Since 2012, Mary Lattimore has released several solo and collaborative albums, including her widely-praised 2018 release, Hundreds of Days. She’s also collaborated and recorded with Meg Baird, Jeff Zeigler, Thurston Moore, and Kurt Vile. Walt McClements is a multi-instrumentalist best known for his work in expanding the strictures of the accordion. The pair met on overlapping tours, where they first began imagining this music. Both musicians are based in Los Angeles, where the album was eventually recorded in McClements’ apartment throughout a recent rainy December.
Fittingly so, as this is a collection of music composed of melodies that fall and dissipate, harp plucks that double as raindrops, ever-shifting and familiar. There’s never a hurry. Each song becomes a study of itself, and each musical idea is repeated and altered until it sounds like itself again. Lattimore describes the collection as “letting melodies unspool with your close friend, no rush, nowhere to really be”.
We are called first to attention with a bell and a big one from the sound of it. It’s safe to say that “Stolen Bells” would have been the result if Angelo Badalamenti had been more into handbells. McClements accordion here is sweeping, epic even. The aforementioned bells are immersive and unnerving, as you probably haven’t heard them like this before.
At over 12 minutes each, the following two pieces resemble mini-scores for short films not yet made. “The Poppies, the Wild Mustard, the Blue-Eyed Grass” harkens back to the wordless introspection of the composer Harold Budd, particularly his 1978 minimalist masterpiece, The Pavilion of Dreams. Lattimore’s harp explores liminality here, starts as guide and becomes the city upon which this sonic world is built.
“We Waited for the Bears to Leave” feels like a forgotten track from Nick Cave and Warren Ellis’s 2007 film score to The Assassination of Jesse James by the Coward Robert Ford.
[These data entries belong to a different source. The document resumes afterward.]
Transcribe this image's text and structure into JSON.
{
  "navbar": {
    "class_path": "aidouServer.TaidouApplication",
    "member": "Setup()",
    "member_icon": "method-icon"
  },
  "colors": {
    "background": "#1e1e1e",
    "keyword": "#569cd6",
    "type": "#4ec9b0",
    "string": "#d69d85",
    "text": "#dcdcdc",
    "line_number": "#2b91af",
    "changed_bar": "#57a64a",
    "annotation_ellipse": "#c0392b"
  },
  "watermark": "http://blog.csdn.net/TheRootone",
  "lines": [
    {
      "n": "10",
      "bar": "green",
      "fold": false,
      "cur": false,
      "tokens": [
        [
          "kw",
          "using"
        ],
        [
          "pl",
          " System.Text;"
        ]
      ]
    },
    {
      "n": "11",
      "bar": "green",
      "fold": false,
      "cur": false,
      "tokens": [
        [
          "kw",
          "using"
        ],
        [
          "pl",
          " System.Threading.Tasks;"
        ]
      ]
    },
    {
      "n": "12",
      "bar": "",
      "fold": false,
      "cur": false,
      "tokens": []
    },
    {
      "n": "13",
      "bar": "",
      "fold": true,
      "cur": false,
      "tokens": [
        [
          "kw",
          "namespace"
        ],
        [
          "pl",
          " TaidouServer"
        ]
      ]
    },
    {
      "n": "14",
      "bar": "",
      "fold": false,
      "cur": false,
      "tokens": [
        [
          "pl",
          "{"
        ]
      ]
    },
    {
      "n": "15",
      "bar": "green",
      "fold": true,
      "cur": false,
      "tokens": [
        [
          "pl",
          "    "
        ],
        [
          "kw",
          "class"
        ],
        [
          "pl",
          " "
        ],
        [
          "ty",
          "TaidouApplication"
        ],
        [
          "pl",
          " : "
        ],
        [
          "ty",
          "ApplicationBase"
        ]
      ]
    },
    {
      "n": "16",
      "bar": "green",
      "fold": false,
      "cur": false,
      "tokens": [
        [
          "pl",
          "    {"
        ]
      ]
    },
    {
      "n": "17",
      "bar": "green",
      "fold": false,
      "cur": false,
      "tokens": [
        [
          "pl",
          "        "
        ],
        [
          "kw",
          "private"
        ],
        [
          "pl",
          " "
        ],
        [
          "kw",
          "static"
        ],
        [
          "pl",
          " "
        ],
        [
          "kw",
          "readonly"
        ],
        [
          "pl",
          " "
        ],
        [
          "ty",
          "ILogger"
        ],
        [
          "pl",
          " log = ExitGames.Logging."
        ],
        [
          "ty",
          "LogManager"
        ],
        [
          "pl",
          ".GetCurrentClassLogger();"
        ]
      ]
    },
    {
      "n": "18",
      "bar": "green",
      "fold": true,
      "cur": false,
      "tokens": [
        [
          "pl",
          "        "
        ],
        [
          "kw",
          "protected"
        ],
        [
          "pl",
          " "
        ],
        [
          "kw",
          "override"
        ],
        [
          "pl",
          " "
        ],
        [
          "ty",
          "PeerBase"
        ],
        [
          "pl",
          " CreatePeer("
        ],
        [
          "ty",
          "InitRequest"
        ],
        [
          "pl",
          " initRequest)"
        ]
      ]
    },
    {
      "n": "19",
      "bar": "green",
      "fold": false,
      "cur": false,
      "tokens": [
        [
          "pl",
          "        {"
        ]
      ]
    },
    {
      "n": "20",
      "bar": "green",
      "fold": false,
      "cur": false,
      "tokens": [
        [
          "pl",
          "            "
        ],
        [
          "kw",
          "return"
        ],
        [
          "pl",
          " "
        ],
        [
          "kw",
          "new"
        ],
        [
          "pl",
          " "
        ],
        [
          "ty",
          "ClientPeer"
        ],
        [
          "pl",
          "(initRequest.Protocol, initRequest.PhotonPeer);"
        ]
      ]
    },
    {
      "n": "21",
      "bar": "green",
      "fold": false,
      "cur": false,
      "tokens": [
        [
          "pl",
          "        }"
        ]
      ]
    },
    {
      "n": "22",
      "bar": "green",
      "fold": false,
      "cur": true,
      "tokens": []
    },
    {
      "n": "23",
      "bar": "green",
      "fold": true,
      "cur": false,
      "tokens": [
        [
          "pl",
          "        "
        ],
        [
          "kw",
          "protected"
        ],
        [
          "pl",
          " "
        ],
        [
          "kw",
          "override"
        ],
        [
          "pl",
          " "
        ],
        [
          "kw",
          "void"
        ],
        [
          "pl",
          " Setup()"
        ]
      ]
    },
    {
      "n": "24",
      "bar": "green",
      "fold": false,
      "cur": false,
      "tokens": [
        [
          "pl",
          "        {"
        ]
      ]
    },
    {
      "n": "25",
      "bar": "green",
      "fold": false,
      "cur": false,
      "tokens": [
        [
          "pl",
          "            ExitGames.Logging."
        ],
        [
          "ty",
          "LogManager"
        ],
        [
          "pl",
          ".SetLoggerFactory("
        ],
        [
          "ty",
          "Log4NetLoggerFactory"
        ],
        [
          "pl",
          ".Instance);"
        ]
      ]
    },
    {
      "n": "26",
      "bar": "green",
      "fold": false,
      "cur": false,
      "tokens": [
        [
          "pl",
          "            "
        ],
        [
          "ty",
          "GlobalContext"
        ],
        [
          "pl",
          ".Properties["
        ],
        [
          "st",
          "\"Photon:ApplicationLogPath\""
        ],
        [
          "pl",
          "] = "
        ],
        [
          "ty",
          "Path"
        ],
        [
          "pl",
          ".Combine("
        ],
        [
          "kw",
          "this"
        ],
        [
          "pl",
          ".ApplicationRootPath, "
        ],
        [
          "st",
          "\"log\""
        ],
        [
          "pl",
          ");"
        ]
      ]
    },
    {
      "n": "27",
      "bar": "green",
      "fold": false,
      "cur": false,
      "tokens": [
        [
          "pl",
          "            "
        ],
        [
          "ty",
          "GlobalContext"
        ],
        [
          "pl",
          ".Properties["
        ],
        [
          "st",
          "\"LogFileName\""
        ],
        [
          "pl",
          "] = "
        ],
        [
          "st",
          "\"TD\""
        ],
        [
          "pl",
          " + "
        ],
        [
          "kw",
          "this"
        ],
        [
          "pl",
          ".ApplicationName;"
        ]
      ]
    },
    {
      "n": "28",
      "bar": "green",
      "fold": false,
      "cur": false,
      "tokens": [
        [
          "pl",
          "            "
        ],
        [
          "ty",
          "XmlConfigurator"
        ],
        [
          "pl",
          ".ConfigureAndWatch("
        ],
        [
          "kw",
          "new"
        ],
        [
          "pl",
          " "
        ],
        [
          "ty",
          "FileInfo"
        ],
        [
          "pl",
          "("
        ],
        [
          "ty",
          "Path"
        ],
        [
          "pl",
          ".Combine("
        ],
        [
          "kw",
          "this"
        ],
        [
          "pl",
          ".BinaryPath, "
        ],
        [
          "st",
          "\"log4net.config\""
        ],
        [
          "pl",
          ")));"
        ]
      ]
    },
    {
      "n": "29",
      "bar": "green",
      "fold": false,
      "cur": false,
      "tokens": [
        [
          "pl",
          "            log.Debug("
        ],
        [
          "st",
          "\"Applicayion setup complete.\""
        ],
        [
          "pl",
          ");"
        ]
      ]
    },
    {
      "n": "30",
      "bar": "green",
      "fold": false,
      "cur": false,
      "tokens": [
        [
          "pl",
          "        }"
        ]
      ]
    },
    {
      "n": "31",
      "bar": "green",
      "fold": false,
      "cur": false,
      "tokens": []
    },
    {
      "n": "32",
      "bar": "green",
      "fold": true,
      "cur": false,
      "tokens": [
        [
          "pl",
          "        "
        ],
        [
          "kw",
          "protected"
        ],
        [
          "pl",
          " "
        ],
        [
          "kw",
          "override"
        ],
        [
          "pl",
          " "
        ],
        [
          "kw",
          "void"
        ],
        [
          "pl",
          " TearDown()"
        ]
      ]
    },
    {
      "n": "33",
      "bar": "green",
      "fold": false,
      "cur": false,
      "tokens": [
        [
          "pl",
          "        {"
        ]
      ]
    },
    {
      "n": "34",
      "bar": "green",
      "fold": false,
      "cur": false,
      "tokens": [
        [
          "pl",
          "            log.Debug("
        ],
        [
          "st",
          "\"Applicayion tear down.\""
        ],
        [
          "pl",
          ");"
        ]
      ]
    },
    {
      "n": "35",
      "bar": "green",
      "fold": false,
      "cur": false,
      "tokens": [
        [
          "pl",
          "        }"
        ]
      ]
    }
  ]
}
Again, McClements’ accordion stretches out, as big and forlorn as a church organ in a western frontier town. Lattimore’s harp becomes the rhythmic center of the piece, rippling and repeating melodic climbs and falls. There’s a unique resolution here that doesn’t exist elsewhere on the album, idyllic or otherwise.
At the beginning of “Nest of Earrings”, McClements whispers, “Oh my God, Mary…Do you see the babies?” It’s tough to make out the rest of their conversation as the music fades in, but it is clear that they are both looking at something natural and trying to convey their individual wonder to each other. Through some magic, the pair are able to convey the paranoid ticking of clocks, giving this the most recognizable rhythm of the album.
In the final track, “The Top of Thomas Street”, McClements finally strikes the keys of a piano. It’s sort of a jarring sound, perhaps even regal. While built out of more traditional chords and structures, this last piece invokes notions of home, or as close as one can even get to it anymore. Here, the pair try to make a treatise with the silence that arrives after the music is through, and the spirituality is non-denominational.
Call it experimental, ambient, or hell, even indie agnostic. With these five pieces, Lattimore and McClements sonically reflect on each of their repetitive cycles between life and music on an album that feels like it ought to be submerged in, as well as listened to. It never challenges outright, instead opting for a churning of musical ruminations. What it forgoes in aggression, it replaces with charm, creating a collection of soundscapes full of meditative redemption.
Save this one for your next late-night subway ride or highway drive on a rain-soaked morning. You won’t be let down.